USB is also faster than older ports, such as serial and parallel ports. The USB 1.1 specification supports data transfer rates of up to 12Mb/sec and USB 2.0 has a maximum transfer rate of 480 Mbps.
USB supports hot-swapping, which means that a new device can be added to your computer without having to add an adapter card or even having to turn the computer off. The USB peripheral bus standard was developed by Compaq, IBM, DEC, Intel, Microsoft, NEC, and Northern Telecom. The technology is available without charge for all computer and device vendors.
Universal Serial Bus (USB) system has an asymmetric design, consisting of a host, a multitude of downstream USB ports, and multiple peripheral devices connected in a tiered-star topology. Additional USB hubs may be included in the tiers, allowing branching into a tree structure with up to five tier levels.
A USB host may have multiple host controllers and each host controller may provide one or more USB ports. Up to 127 devices, including hub devices if present, may be connected to a single host controller.

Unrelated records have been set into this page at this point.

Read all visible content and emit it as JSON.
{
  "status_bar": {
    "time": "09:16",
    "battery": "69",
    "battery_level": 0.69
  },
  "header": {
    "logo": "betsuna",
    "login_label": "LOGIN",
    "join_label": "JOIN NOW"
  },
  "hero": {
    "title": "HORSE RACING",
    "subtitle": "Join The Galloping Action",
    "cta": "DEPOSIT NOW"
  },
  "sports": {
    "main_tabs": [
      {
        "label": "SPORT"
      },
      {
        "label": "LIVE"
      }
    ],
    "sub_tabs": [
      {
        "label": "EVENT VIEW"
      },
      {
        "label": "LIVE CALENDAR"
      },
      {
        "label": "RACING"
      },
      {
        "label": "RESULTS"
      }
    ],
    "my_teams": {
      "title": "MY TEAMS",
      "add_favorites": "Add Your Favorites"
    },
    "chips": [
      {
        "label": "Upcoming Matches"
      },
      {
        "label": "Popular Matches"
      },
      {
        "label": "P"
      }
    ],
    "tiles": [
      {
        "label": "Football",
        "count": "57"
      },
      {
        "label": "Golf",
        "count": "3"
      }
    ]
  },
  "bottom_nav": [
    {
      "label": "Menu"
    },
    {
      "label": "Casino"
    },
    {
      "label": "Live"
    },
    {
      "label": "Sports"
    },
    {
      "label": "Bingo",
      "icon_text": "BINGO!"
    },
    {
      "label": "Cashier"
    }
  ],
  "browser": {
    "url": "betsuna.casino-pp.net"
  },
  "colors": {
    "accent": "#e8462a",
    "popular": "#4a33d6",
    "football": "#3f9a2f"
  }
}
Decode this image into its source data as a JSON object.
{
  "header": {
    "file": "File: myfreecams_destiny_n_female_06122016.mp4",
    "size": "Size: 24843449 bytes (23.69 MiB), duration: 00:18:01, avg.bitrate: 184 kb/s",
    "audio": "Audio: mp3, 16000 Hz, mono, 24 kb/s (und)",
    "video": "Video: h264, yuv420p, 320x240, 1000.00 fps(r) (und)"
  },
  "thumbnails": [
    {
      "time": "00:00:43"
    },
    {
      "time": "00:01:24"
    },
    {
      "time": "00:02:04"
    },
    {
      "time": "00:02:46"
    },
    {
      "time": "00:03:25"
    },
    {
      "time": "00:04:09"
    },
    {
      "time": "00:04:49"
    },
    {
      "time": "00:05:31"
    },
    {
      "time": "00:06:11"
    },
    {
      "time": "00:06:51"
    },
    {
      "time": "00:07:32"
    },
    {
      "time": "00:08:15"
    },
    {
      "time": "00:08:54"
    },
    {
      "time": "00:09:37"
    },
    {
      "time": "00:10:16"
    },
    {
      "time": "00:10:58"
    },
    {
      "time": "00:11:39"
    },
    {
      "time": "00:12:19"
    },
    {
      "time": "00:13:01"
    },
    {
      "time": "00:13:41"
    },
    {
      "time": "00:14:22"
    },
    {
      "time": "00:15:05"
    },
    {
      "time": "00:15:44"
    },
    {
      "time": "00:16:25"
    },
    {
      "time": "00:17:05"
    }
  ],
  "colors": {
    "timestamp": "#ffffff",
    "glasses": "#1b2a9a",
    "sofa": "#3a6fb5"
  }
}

A physical USB device may consist of several logical sub-devices that are referred to as device functions. A single device may provide several functions, for example, a webcam (video device function) with a built-in microphone (audio device function). Such a device is called a compound device in which each logical device is assigned a distinctive address by the host and all logical devices are connected to a built-in hub to which the physical USB wire is connected. A host assigns one and only one device address to a function.
Since 1996, Windows operating systems have been equipped with USB drivers or special software designed to work with specific input/output (I/O) device types. Most new computers and peripheral devices are equipped with USB.